LIFE STORIES: Memories of Love, Action and Thought
“We are all the same, that is human, [but] in such a way that nobody is ever the same as anyone else…”
Inspired by the work and thinking of 20th century writer and philosopher Hannah Arendt, and by Diving for Pearls, a book about Arendt by Kathleen B. Jones, this workshop guides participants as they write and share stories “to know precisely what the past was, to [explore] this knowledge and these memories, and then to wait and see what comes of knowing and [remembering],” as Arendt put it. Arendt believed strongly in living life in a way that is thoughtful and moral, even if it means taking risks, so that we are not simply “a leaf blowing in the whirlwind of time.”
Through writing prompts and facilitated exercises, along with a look at Arendt’s wise words, we will celebrate what Goethe called “life’s labyrinthine, erring course,” as our narratives “recall significant events in our lives by telling one story among many, so that they can live on.”
FINDING THE GOLDEN FLEECE: Writing Our Archetypal Journeys
What do heroic literary figures like King Arthur and Harry Potter, or real-life people like Harriet Tubman and Harriet Beecher Stowe have in common? They all have a great story to tell. But it’s more than an exciting narrative: Each of them has been on an archetypal journey – a heroic exploration, full of adventure, fraught with risk, and ultimately rich with reward. As they seek to find meaning in a complex world, these characters or people are changed forever by experiences peopled with mentors, villains, jesters, and other archetypes. We’ll explore our own archetypal journeys as we reach for the “Golden Fleece” in our lives.
IDENTITY AND CULTURE ON THE PAGE: A Writing Workshop about Our Roots
Culture and tradition play a large part in shaping our individual and group identities. This workshop, which draws upon cultural traditions, rituals and experience, provides an opportunity to write about who we are and where we come from – geographically, historically, and emotionally.
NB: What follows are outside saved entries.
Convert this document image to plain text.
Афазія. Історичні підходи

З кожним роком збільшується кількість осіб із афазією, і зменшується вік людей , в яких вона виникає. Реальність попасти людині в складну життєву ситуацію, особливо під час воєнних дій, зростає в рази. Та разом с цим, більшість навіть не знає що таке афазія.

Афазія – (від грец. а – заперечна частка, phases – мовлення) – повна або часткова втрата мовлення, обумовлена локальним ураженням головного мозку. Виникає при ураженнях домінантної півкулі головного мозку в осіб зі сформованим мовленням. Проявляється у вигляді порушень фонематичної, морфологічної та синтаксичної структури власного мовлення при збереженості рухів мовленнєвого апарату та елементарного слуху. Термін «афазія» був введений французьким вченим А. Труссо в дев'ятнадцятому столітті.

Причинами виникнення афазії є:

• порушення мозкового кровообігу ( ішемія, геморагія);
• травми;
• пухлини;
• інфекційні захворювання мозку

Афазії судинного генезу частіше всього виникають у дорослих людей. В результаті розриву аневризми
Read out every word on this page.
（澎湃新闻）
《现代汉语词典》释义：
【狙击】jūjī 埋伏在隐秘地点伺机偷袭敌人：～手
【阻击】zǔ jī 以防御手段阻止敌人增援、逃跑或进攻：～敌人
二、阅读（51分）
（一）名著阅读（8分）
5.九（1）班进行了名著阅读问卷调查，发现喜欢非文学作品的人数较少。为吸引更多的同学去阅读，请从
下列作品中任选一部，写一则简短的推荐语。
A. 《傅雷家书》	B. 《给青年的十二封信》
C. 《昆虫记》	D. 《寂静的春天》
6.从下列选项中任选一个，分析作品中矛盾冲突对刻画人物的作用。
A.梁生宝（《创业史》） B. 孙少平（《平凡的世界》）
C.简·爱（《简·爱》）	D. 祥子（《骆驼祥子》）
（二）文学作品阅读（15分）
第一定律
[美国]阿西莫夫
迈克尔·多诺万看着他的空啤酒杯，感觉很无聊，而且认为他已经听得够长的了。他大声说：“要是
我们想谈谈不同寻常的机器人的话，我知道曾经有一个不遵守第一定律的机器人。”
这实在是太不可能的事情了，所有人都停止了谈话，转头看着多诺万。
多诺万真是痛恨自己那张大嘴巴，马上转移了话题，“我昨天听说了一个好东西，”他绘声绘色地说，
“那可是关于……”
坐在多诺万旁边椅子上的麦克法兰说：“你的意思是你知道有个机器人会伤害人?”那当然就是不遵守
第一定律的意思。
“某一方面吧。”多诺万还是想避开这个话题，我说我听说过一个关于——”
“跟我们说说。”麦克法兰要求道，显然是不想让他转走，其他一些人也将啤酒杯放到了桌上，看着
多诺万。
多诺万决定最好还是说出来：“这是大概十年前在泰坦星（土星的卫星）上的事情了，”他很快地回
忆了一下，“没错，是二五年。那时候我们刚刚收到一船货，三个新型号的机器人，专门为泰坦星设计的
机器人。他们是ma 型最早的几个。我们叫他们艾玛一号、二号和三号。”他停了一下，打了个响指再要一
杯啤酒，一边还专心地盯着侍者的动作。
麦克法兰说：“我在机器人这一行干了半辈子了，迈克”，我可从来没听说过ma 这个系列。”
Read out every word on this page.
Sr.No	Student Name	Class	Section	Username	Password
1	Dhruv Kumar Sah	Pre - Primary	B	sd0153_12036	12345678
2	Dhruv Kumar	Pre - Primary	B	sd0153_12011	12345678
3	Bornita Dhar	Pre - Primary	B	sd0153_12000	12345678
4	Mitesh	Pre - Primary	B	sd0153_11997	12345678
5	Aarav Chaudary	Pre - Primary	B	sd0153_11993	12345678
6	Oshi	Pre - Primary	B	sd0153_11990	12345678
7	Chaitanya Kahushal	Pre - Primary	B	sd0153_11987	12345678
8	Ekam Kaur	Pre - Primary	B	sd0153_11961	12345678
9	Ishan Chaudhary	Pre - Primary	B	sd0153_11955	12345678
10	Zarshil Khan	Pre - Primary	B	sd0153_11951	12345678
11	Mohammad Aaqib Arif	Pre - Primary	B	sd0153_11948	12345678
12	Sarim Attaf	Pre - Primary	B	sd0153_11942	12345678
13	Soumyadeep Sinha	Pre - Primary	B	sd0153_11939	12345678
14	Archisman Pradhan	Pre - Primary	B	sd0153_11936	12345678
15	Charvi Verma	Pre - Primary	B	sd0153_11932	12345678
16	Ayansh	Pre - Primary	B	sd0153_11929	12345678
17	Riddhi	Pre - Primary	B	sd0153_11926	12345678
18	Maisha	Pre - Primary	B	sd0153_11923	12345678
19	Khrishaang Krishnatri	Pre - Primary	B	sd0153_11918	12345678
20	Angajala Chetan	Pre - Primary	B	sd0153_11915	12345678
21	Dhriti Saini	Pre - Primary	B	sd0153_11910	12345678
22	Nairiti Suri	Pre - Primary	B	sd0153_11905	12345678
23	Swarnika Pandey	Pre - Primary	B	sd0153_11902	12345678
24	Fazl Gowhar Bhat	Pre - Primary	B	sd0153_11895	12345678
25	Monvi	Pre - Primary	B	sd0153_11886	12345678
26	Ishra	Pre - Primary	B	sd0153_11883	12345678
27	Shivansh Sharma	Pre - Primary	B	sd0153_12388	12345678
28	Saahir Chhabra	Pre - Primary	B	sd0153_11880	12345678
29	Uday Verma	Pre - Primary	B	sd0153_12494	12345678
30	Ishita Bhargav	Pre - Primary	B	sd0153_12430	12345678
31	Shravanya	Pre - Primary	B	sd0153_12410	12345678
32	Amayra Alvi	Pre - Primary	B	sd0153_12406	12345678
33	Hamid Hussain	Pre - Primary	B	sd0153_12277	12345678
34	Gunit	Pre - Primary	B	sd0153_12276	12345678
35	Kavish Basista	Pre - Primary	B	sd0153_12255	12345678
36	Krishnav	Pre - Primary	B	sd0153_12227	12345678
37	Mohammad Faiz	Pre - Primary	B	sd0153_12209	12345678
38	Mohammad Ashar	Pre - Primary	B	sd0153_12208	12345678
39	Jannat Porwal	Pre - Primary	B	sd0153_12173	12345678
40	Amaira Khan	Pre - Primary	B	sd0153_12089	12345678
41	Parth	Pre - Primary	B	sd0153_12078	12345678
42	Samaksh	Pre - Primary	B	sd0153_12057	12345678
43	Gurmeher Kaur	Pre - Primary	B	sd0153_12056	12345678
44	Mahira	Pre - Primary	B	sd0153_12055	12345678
Whether whimsical or wise, join in crafting written explorations that takes us back to our roots!
We can learn a great deal about other countries and cultures by reading stories written by the world’s great writers. We can also tell our own tales of cultural heritage, family rituals, travel experiences and wish list adventures when we take time to reflect upon them through creative expression. This workshop includes reading and discussing selected short stories by such luminaries as Jhumpa Lahiri, Edwidge Danticat, James Joyce, Ernest Hemingway and others. It also offers prompts for our own writing, both in workshop time and in “homework” assignments, to be shared voluntarily in when we meet. Come prepared to wish, wonder and write!
MAKING MEANING OF MEMORY --WITHOUT FALLING DOWN THE RABBIT HOLE!
Memories provide insight into our lives and help us to understand who we are (and how we got that way). They can offer meaningful triggers for writers in all genre, not just memoirists. Often, however, writing from memory can lead us down a dark rabbit hole of introspection. Take heart! As George Gershwin knew, “It ain’t necessarily so!” This workshop focuses on our life experiences with rigor and honesty, but without falling down the dark hole of humorless self-absorption. We will emphasize the funny side of things as we remember and reflect upon the loony world in which we live. What could be better in this time of angst? Come with ideas, memories, laptop or paper/pen, and a sense of the funny and absurd!
Writing Our Way to Resistance!
“May you live in interesting times.” That well-known expression is relevant in many ways at a time in our history when raising our voices through artistic expression has become vital. Whether we paint, compose or literally speak out, giving voice to our feelings and values is necessary. Writers do this by way of creative expression through fiction, poetry, and creative non-fiction, including essays and commentary. This workshop provides an opportunity for writers at all levels to craft personal expressions of resistance in their own ways and their own voices.